The food of the future
Aspire farms processes crickets into "all-natural, sustainable, superfood ingredients that are nutritionally superior to livestock, cell-cultured, and plant-based alternatives."
The company has purchased 12 acres of land in Innovation Park near Veterans Memorial Parkway and Highway 401. Construction will begin in August and is expected to be completed by the end of 2021.
Once the plant opens, it will employ about 60 people to help meet the demand for alternative protein products for both the human and pet food markets.
London's mayor Ed Holder is excited to welcome the new facility to London.
"This highly innovative and internationally renowned firm represents a significant addition not only to London's growing food and beverage sector but also to Innovation Park where Aspire's facility will soon occupy 12 acres."

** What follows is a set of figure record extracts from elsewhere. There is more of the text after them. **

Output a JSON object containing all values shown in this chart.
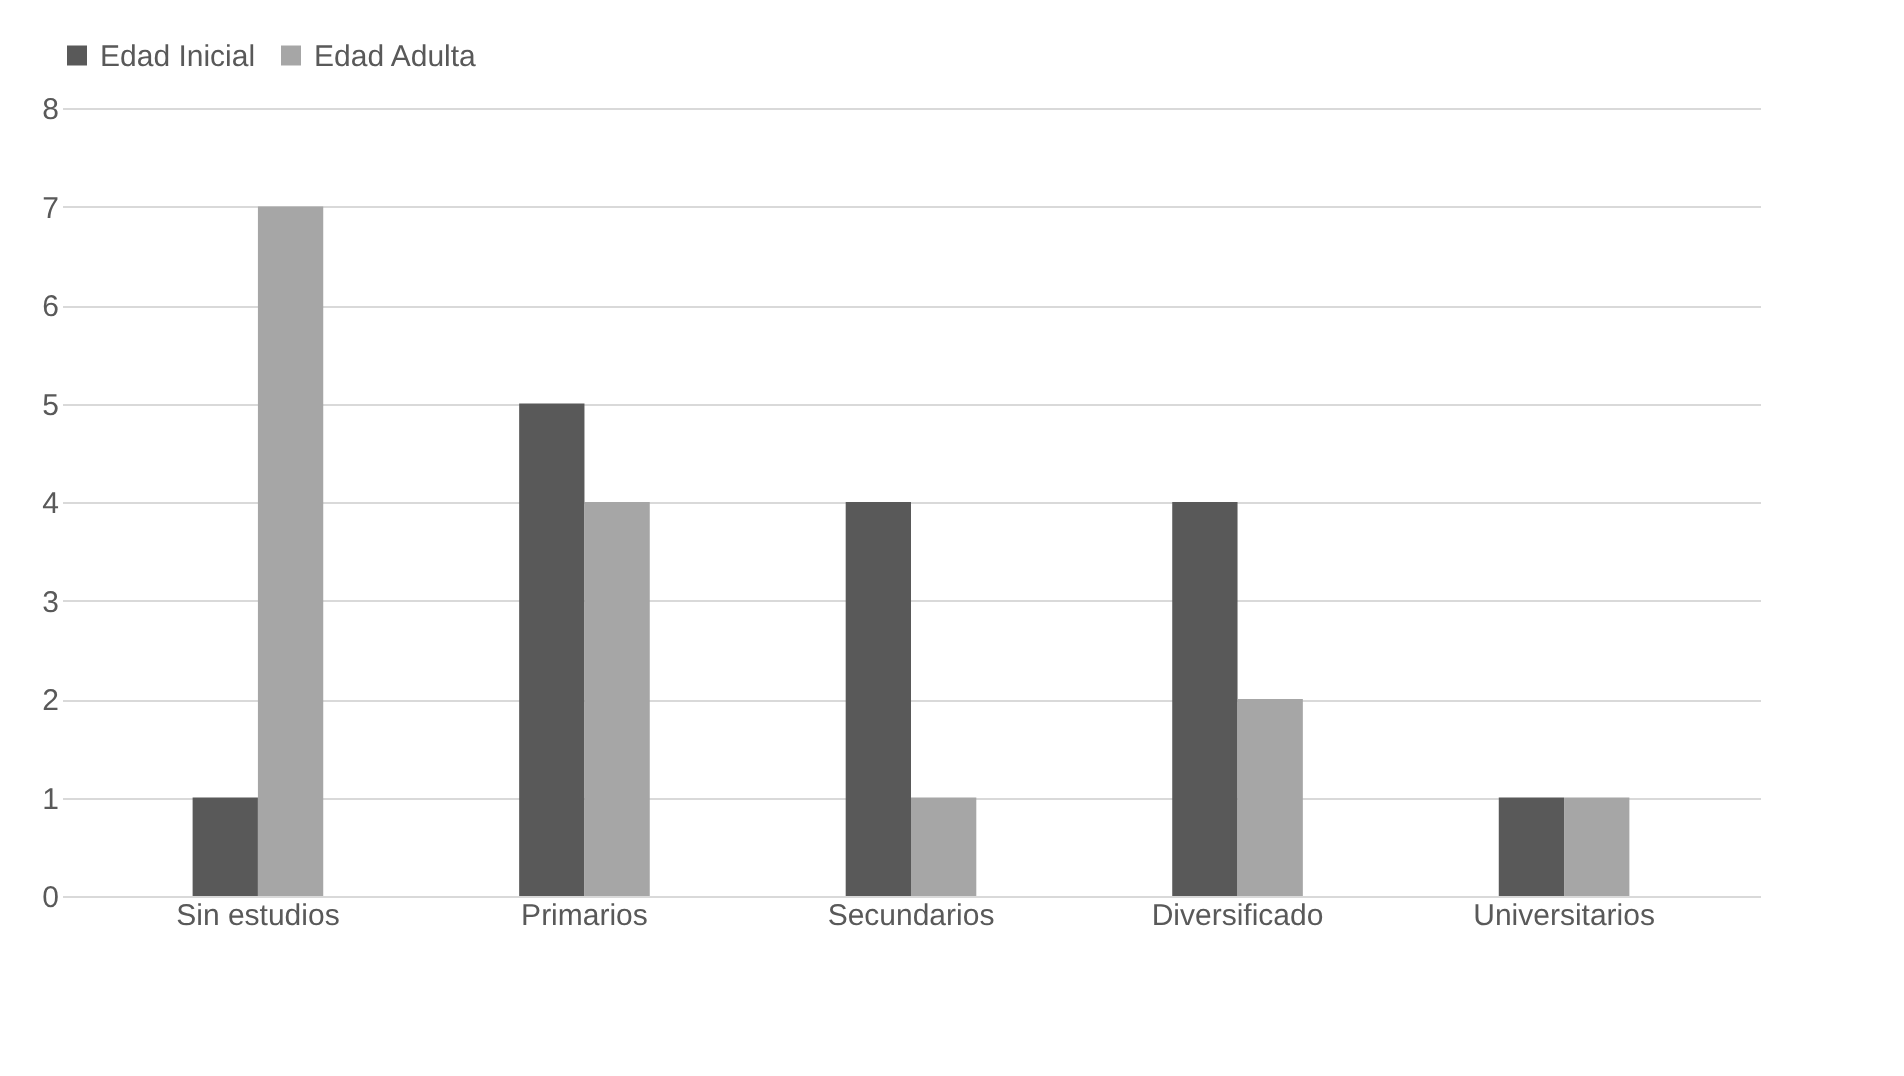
{
  "chart_data": {
    "type": "bar",
    "categories": [
      "Sin estudios",
      "Primarios",
      "Secundarios",
      "Diversificado",
      "Universitarios"
    ],
    "series": [
      {
        "name": "Edad Inicial",
        "color": "#595959",
        "values": [
          1,
          5,
          4,
          4,
          1
        ]
      },
      {
        "name": "Edad Adulta",
        "color": "#a6a6a6",
        "values": [
          7,
          4,
          1,
          2,
          1
        ]
      }
    ],
    "ylim": [
      0,
      8
    ],
    "yticks": [
      0,
      1,
      2,
      3,
      4,
      5,
      6,
      7,
      8
    ],
    "grid": "y",
    "legend": "top"
  }
}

"With our economy in the early stages of recovery, Aspire Food Group's imminent arrival is proof that London's industrial land strategy is succeeding at expanding and growing our workforce in new and diverse ways," Holder added.
Many of us can't imagine popping a cricket into our mouths as a snack. But studies show that eating insects could be good for you and the planet.
Insects are a great source of protein and minerals, such as iron, zinc and magnesium. They include a protein called chitin that encourages healthy bacteria to grow in your stomach.
Also, 100 grams of insects (crickets, beetles, red ants and grasshoppers) contains almost the same amount of protein as meat, but with less fat and fewer calories.